AlloCiné : L'un des cartons de la bande-annonce dit que ce qui est "différent est dangereux". Qu'en pensez-vous ?
Orlando Bloom : C'est que nous commentons. C'est davantage une question : ce qui est différent est-il dangereux ?
Cara Delevingne : Le problème est que ce qui est différent n'est pas dangereux, mais que beaucoup de personnes considèrent tout ce qui n'est pas comme eux comme une menace. Au lieu de chercher à comprendre, elles qualifient de "dangereux", ce qui est plus facile.
Orlando Bloom : L'une des grandes forces de la série, c'est qu'en plus d'une belle histoire d'amour et d'un thriller policier noir, il y a tout un commentaire social sur la vie avec l'autre ou la crise des migrants en guise de fond. Et comme elle n'est pas adaptée d'un matériau déjà existant, nous pouvons aller dans la direction que nous souhaitons, donc Travis [Beacham, le créateur et co-scénariste, ndlr] en profite pour faire des parallèles avec ce qui se déroule dans le monde aujourd'hui, tout en créant une version fantastique de notre passé.
"Carnival Row" paraît donc ancienne, mais elle est très actuelle.
Cara Delevingne : Et elle me paraît d'autant plus pertinente en se déroulant à cette époque. Je trouve cela plus choquant.
Orlando Bloom : Je trouve que c'est plus sûr pour le public de voir cela à travers le prisme fantastique. C'est plus facile à digérer et vous pouvez être plus objectif, vous en détacher pour vous sentir plus à l'aise au moment d'analyser et faire naître des conversations autour des questions et problèmes actuels que nous soulevons dans la série.
Pensez-vous que le conte soit une forme plus puissante pour parler de notre monde que le drame ou le documentaire par exemple ?
Cara Delevingne : Je ne dirais pas que c'est plus puissant. Mais cela permet de toucher un public plus large, et ça le rend plus important. Il y a beaucoup de personnes pour qui l'ignorance est une bénédiction, pour qui il est plus facile de vivre dans un monde fantastique où tout va bien et où vous pouvez ne pas affronter la réalité de notre monde. Des gens moins enclins à se tourner vers un documentaire, alors que la forme de Carnival Row est beaucoup plus accessible et appréciable à regarder, tout en ayant le même message.
"Carnival Row" est un projet de longue date. Pourquoi a-t-il mis aussi longtemps à voir le jour ?
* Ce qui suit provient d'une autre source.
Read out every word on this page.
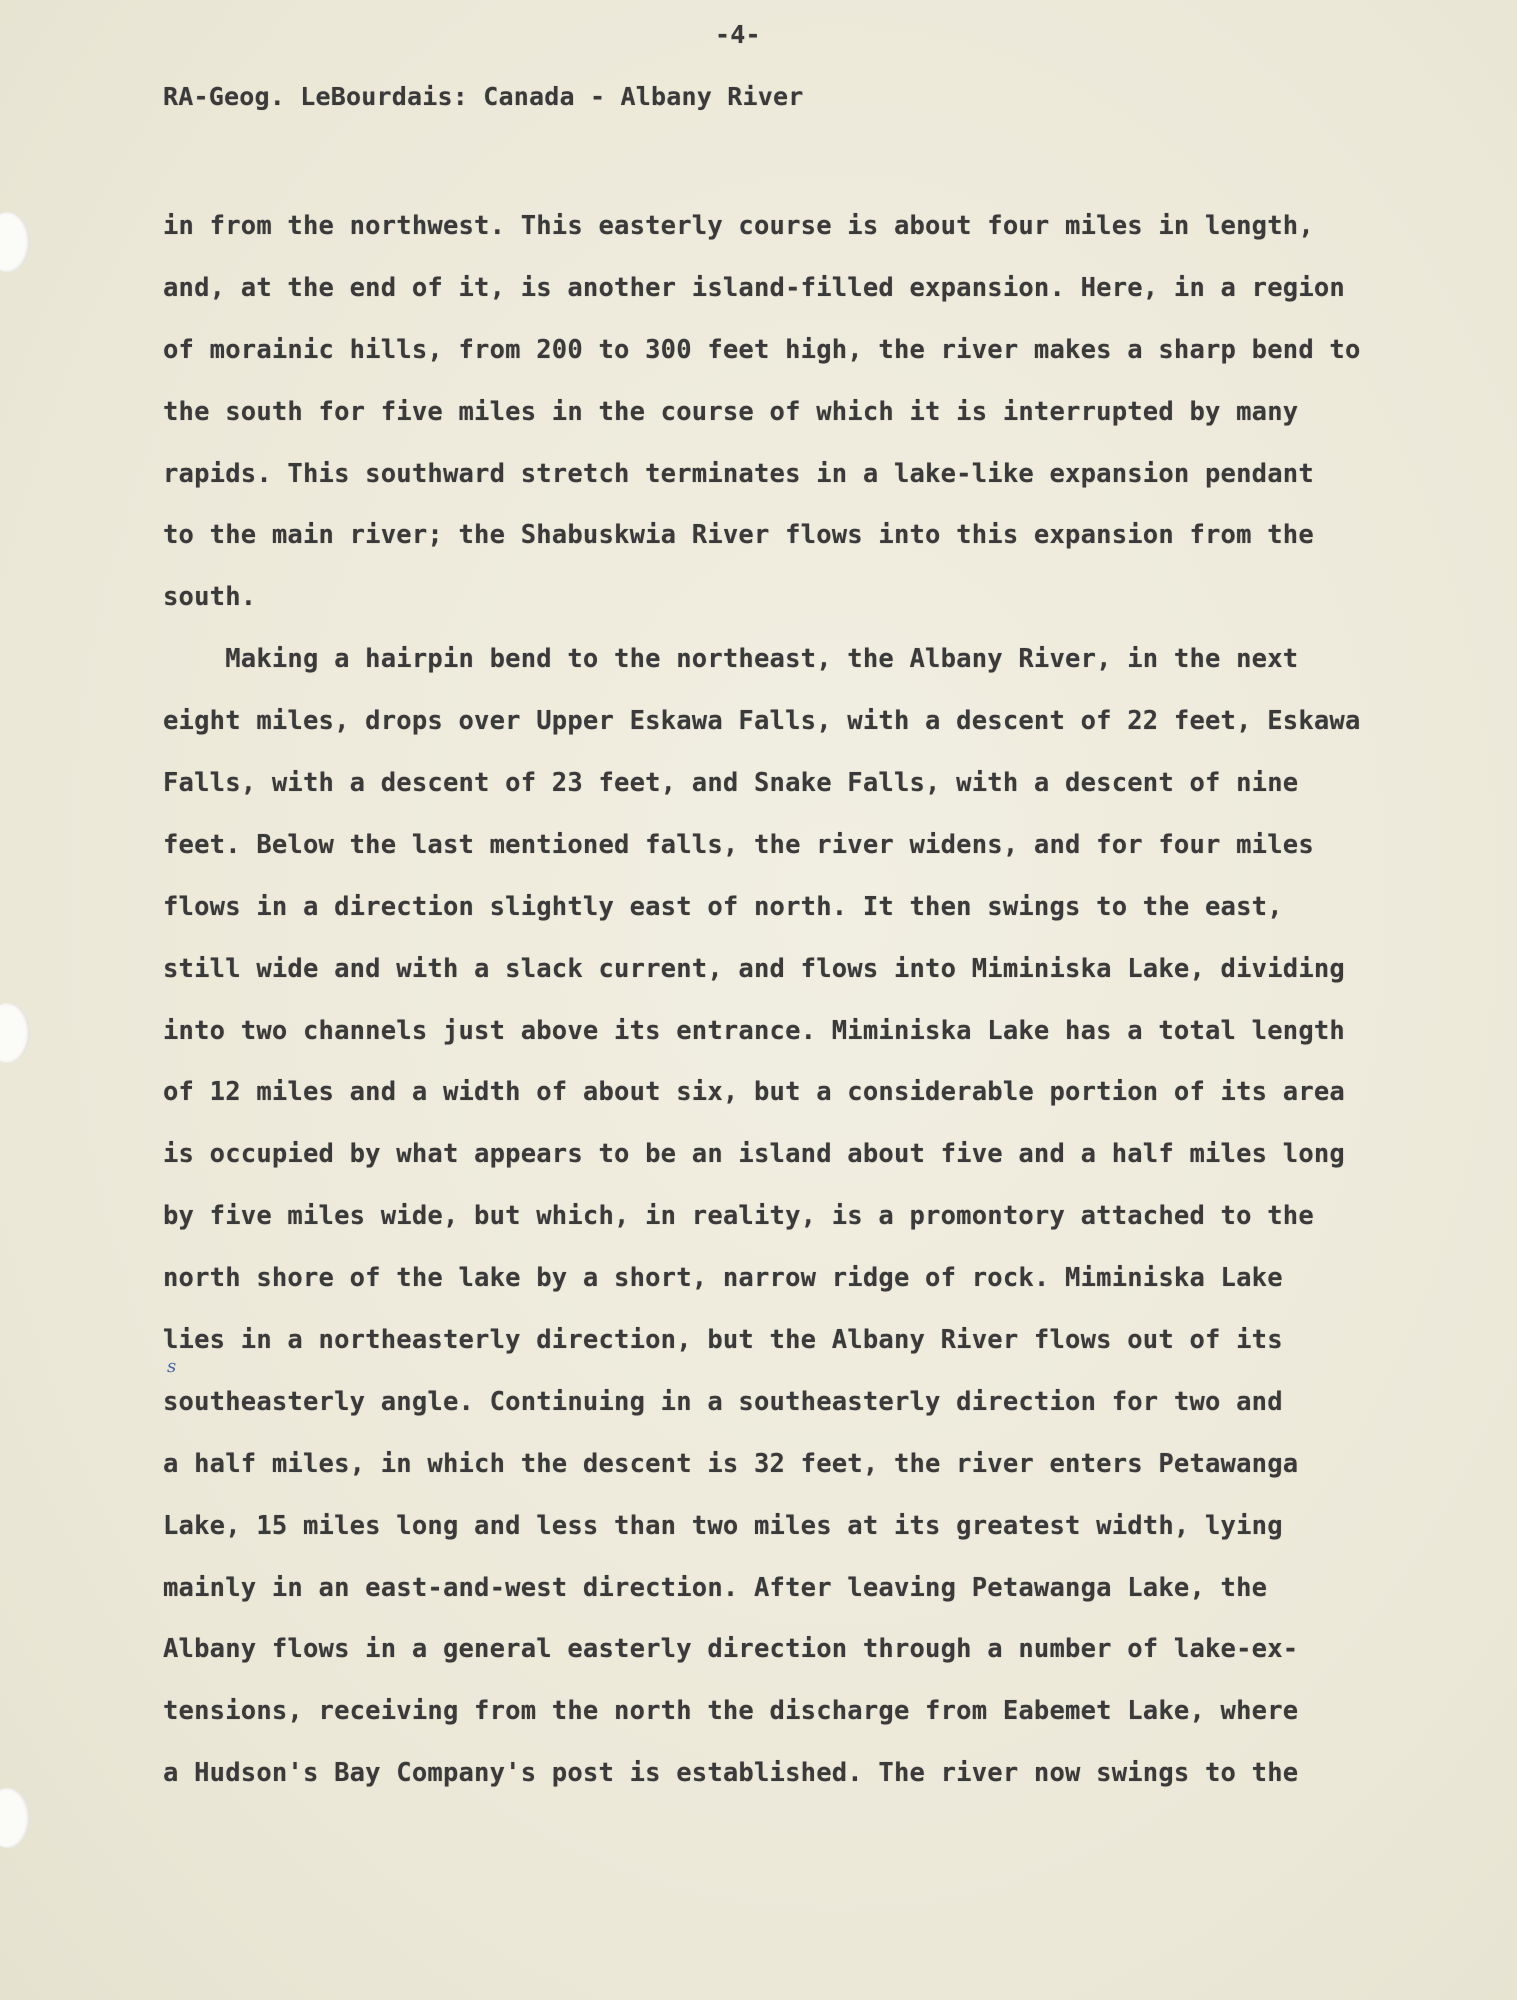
-4-
RA-Geog. LeBourdais: Canada - Albany River
s
in from the northwest. This easterly course is about four miles in length,
and, at the end of it, is another island-filled expansion. Here, in a region
of morainic hills, from 200 to 300 feet high, the river makes a sharp bend to
the south for five miles in the course of which it is interrupted by many
rapids. This southward stretch terminates in a lake-like expansion pendant
to the main river; the Shabuskwia River flows into this expansion from the
south.
Making a hairpin bend to the northeast, the Albany River, in the next
eight miles, drops over Upper Eskawa Falls, with a descent of 22 feet, Eskawa
Falls, with a descent of 23 feet, and Snake Falls, with a descent of nine
feet. Below the last mentioned falls, the river widens, and for four miles
flows in a direction slightly east of north. It then swings to the east,
still wide and with a slack current, and flows into Miminiska Lake, dividing
into two channels just above its entrance. Miminiska Lake has a total length
of 12 miles and a width of about six, but a considerable portion of its area
is occupied by what appears to be an island about five and a half miles long
by five miles wide, but which, in reality, is a promontory attached to the
north shore of the lake by a short, narrow ridge of rock. Miminiska Lake
lies in a northeasterly direction, but the Albany River flows out of its
southeasterly angle. Continuing in a southeasterly direction for two and
a half miles, in which the descent is 32 feet, the river enters Petawanga
Lake, 15 miles long and less than two miles at its greatest width, lying
mainly in an east-and-west direction. After leaving Petawanga Lake, the
Albany flows in a general easterly direction through a number of lake-ex-
tensions, receiving from the north the discharge from Eabemet Lake, where
a Hudson's Bay Company's post is established. The river now swings to the
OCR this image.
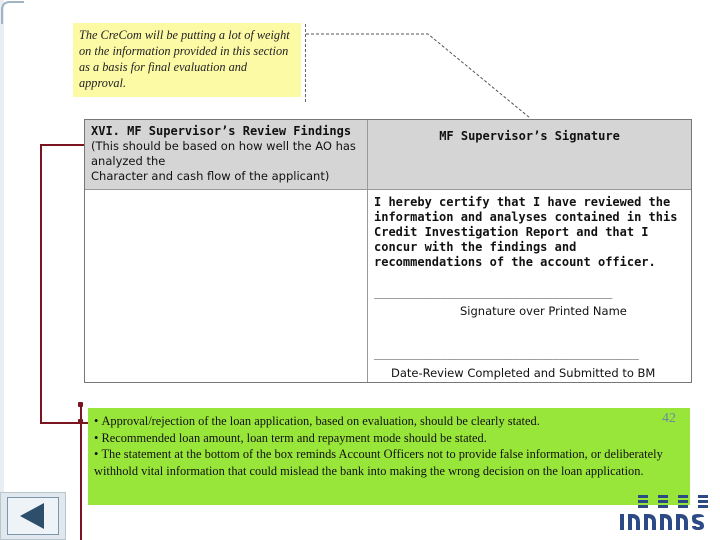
The CreCom will be putting a lot of weight on the information provided in this section as a basis for final evaluation and approval.
XVI. MF Supervisor’s Review Findings
(This should be based on how well the AO has analyzed the
Character and cash flow of the applicant)
MF Supervisor’s Signature
I hereby certify that I have reviewed the information and analyses contained in this Credit Investigation Report and that I concur with the findings and recommendations of the account officer.
____________________________________
Signature over Printed Name
________________________________________
Date-Review Completed and Submitted to BM
• Approval/rejection of the loan application, based on evaluation, should be clearly stated.
• Recommended loan amount, loan term and repayment mode should be stated.
• The statement at the bottom of the box reminds Account Officers not to provide false information, or deliberately withhold vital information that could mislead the bank into making the wrong decision on the loan application.
42
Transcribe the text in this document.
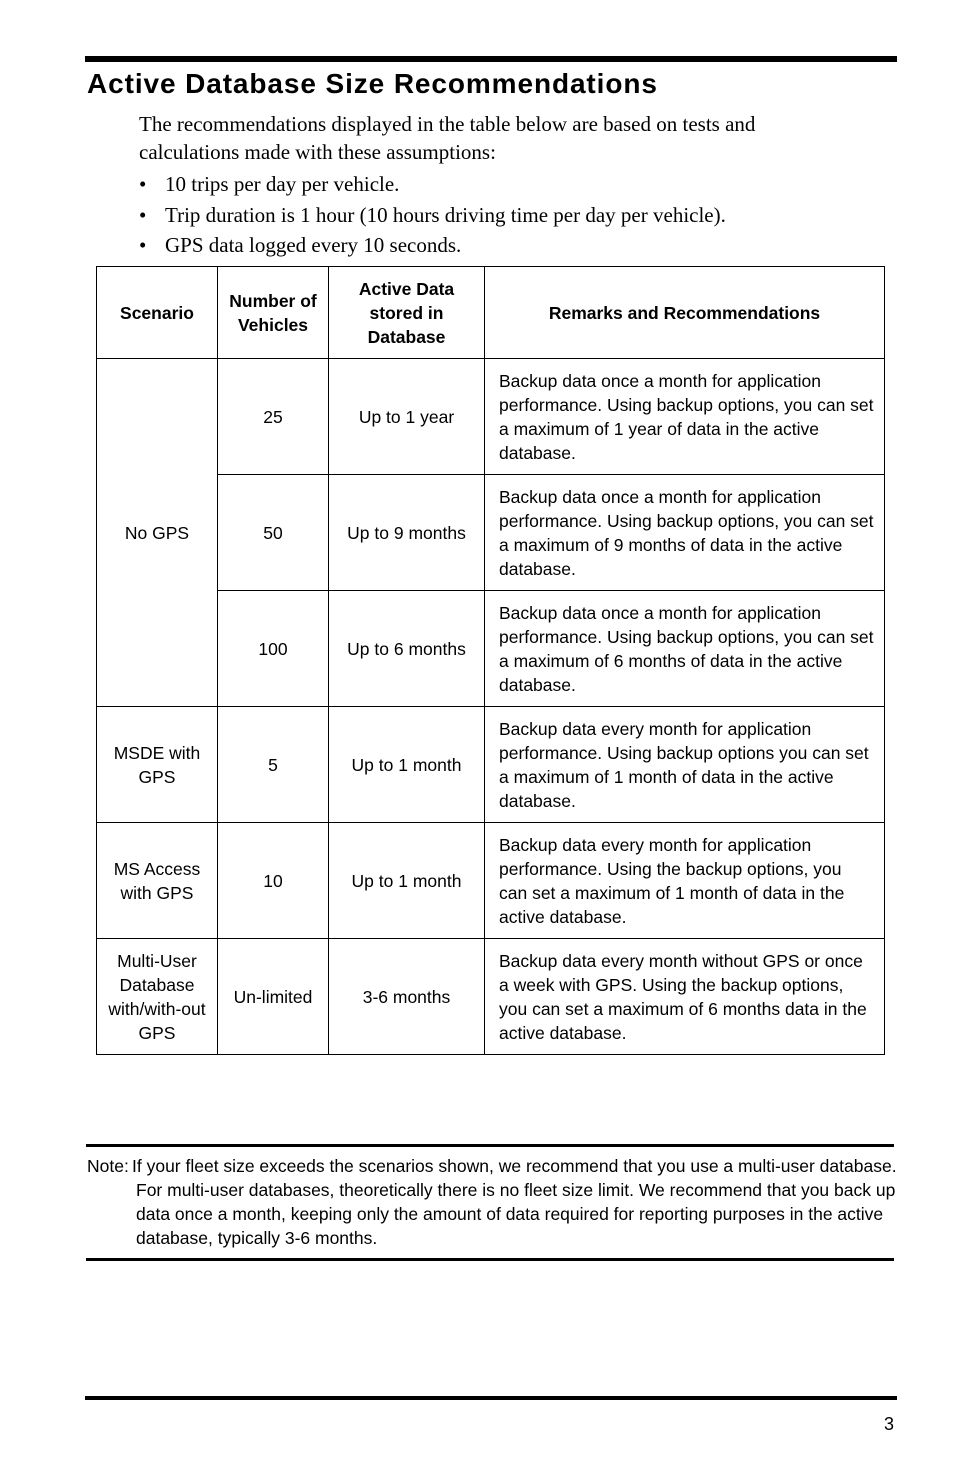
Active Database Size Recommendations

The recommendations displayed in the table below are based on tests and calculations made with these assumptions:

• 10 trips per day per vehicle.
• Trip duration is 1 hour (10 hours driving time per day per vehicle).
• GPS data logged every 10 seconds.
Scenario	Number of Vehicles	Active Data stored in Database	Remarks and Recommendations
No GPS	25	Up to 1 year	Backup data once a month for application performance. Using backup options, you can set a maximum of 1 year of data in the active database.
	50	Up to 9 months	Backup data once a month for application performance. Using backup options, you can set a maximum of 9 months of data in the active database.
	100	Up to 6 months	Backup data once a month for application performance. Using backup options, you can set a maximum of 6 months of data in the active database.
MSDE with GPS	5	Up to 1 month	Backup data every month for application performance. Using backup options you can set a maximum of 1 month of data in the active database.
MS Access with GPS	10	Up to 1 month	Backup data every month for application performance. Using the backup options, you can set a maximum of 1 month of data in the active database.
Multi-User Database with/with-out GPS	Un-limited	3-6 months	Backup data every month without GPS or once a week with GPS. Using the backup options, you can set a maximum of 6 months data in the active database.
Note: If your fleet size exceeds the scenarios shown, we recommend that you use a multi-user database. For multi-user databases, theoretically there is no fleet size limit. We recommend that you back up data once a month, keeping only the amount of data required for reporting purposes in the active database, typically 3-6 months.
3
Orlando Bloom : C'était un scénario de long métrage qui a mis près de vingt ans à se concrétiser. Personne ne voulait en faire un film, et c'est un scénario qui figurait dans la toute première Black List, cette liste annuelle des meilleurs scénarios qui ne trouvent pas preneur à Hollywood. Ce sont toutes les difficultés qu'il a rencontrées qui ont fait que Travis s'est tourné vers Amazon pour en faire une série, et je trouve que cela fonctionne mieux ainsi.
Cara Delevingne : J'en viens même à être contente que le film n'ait pas vu le jour, car le résultat est bien plus pertinent maintenant, par rappport à ce qu'il se passe.
Surtout que "Carnival Row" nous montre un système au bord de l'effrondrement, tout en étant un bon exemple de la façon dont l'industrie du divertissement évolue, avec ce scénario de film transformé en série, de la même façon que le petit écran raconte de plus en plus les histoires que le cinéma n'ose plus aborder.
Cara Delevingne : Oui, car il paraît beaucoup plus difficile de faire un film aujourd'hui. Il n'y a de la place que pour les films à gros budgets, et quelques longs métrages indépendants qui parviennent à se frayer un chemin. Quand l'histoire est différente et, parfois, sujette à polémique, c'est beaucoup plus compliqué.
Y a-t-il eu beaucoup de changements dans le scénario par rapport à celui du projet de film ?
Cara Delevingne : C'était un tout nouveau script, qui a développé ce qui avait été écrit avant.
Orlando Bloom : Ils se sont emparés du patron original de Travis pour le faire évoluer de façon massive. Nous avons ici une histoire d'amour belle et sincère entre nos deux personnages, dont nous découvrons les univers respectifs, et nous croisons d'autres personnages que nous pouvons également suivre pour façonner le monde dans lequel se déroule la série, et c'est ce que j'aime avec ce format. C'est ce vers quoi nous allons davantage aller dans la saison 2.
Cara Delevingne : C'est ce que j'aime le plus ici, la façon dont les personnages s'entrecroisent, interagissent les uns avec les autres.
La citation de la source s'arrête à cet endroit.